TULSA, Okla. — The family of a woman and unborn child who died this week after she was allegedly beaten for months wants to see systemic change with how domestic violence is treated.
FOX23 has covered this story extensively this week when Allyssa Fielding's baby died, and then she died on Wednesday.
Homicide detectives said it happened at the hands of Colby Wilson, who already served prison time for hurting Fielding in the past.
Wilson had been released early from prison last year after being convicted of hurting Allyssa. If he hadn’t been able to get out early, her tragic death may not have happened.
FOX23 Reporter Lynn Casey spoke to Fielding’s brother, Corey Fielding, about her and what he thinks could have saved her life.
“I think she would have been an amazing mom.
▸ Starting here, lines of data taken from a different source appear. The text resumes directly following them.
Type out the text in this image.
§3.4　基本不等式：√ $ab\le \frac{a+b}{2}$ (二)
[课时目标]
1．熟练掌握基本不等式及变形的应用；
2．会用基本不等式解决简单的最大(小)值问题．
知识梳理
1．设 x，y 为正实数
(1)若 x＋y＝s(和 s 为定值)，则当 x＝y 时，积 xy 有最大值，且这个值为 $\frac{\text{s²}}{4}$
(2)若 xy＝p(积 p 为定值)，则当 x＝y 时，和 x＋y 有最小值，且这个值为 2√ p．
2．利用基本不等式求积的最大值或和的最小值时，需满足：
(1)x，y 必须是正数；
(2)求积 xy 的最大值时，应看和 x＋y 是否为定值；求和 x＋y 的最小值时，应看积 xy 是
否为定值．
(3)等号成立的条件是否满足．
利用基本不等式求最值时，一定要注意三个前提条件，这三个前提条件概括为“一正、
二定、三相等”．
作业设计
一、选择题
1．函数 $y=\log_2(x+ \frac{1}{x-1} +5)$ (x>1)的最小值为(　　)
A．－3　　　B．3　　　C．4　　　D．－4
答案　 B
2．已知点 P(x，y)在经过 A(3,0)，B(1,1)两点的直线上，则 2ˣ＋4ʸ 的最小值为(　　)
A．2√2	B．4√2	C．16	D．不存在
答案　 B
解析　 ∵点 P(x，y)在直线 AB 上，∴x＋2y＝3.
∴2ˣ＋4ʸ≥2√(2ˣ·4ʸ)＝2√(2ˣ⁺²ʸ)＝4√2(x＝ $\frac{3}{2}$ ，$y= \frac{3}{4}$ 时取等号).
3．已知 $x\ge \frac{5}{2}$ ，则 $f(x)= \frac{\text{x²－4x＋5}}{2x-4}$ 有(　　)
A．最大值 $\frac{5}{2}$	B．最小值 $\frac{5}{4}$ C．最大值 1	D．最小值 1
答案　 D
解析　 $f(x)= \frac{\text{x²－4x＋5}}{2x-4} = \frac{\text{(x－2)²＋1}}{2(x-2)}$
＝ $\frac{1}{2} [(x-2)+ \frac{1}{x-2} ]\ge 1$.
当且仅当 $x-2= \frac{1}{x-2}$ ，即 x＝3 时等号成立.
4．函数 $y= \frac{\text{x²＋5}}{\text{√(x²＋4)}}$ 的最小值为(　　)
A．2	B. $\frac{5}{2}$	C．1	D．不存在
Can’t say as much for the dad, but I think she would have been an amazing mom,” Corey Fielding said.
It’s been painful for Corey to talk about what could have been for his sister, so now he’s trying to pinpoint what went wrong.
“How did this happen? We did everything right. How do you do 100% of everything right and still lose?” Corey Fielding asked.
Wilson had a five year protective order active against him and he’d been convicted of hurting her before.
“The time that he was in jail, she was doing much better,” Corey Fielding said.
Last July, Wilson was released less than a year into his three-year sentence. Allyssa didn’t survive one year after that.
“She didn’t. Like I said, 14 days after her 21st birthday,” Corey Fielding said.
Detectives said Wilson held her captive in her apartment for months, torturing her, until she lost her unborn child, and then died Wednesday morning.
“Somewhere we have a critical failure that need to be fixed,” Corey Fielding said.
He believes that failure is legislative and at least one Oklahoma representative agrees. There were two bills this session that would have made domestic violence into 85% crimes.
“If you commit a violent crime in the state you’re required to serve 85% of your sentence. And this bill would seek to make domestic violence a violent modifier,” Corey Fielding said.
If that was law now, Wilson would still be in prison and Alyssa may still be alive. However, neither bill made it through the Legislature this year. Corey said this is just the beginning of his family’s fight.
Watch FOX23 Reporter Sara Hart's tour of the Domestic Violence Intervention Services (DVIS) facility in Tulsa:
“At least they’ll have served a sentence that’s much more commiserate with the kind of misery that they’ve caused others,” Corey Fielding said.
FOX23’s Lynn Casey reached out to the Jefferson County representative who authored those bills to see if he’s heard Allyssa’s story this week and if it’ll inspire him to try to pass the bills again next year. FOX23 is waiting for a response.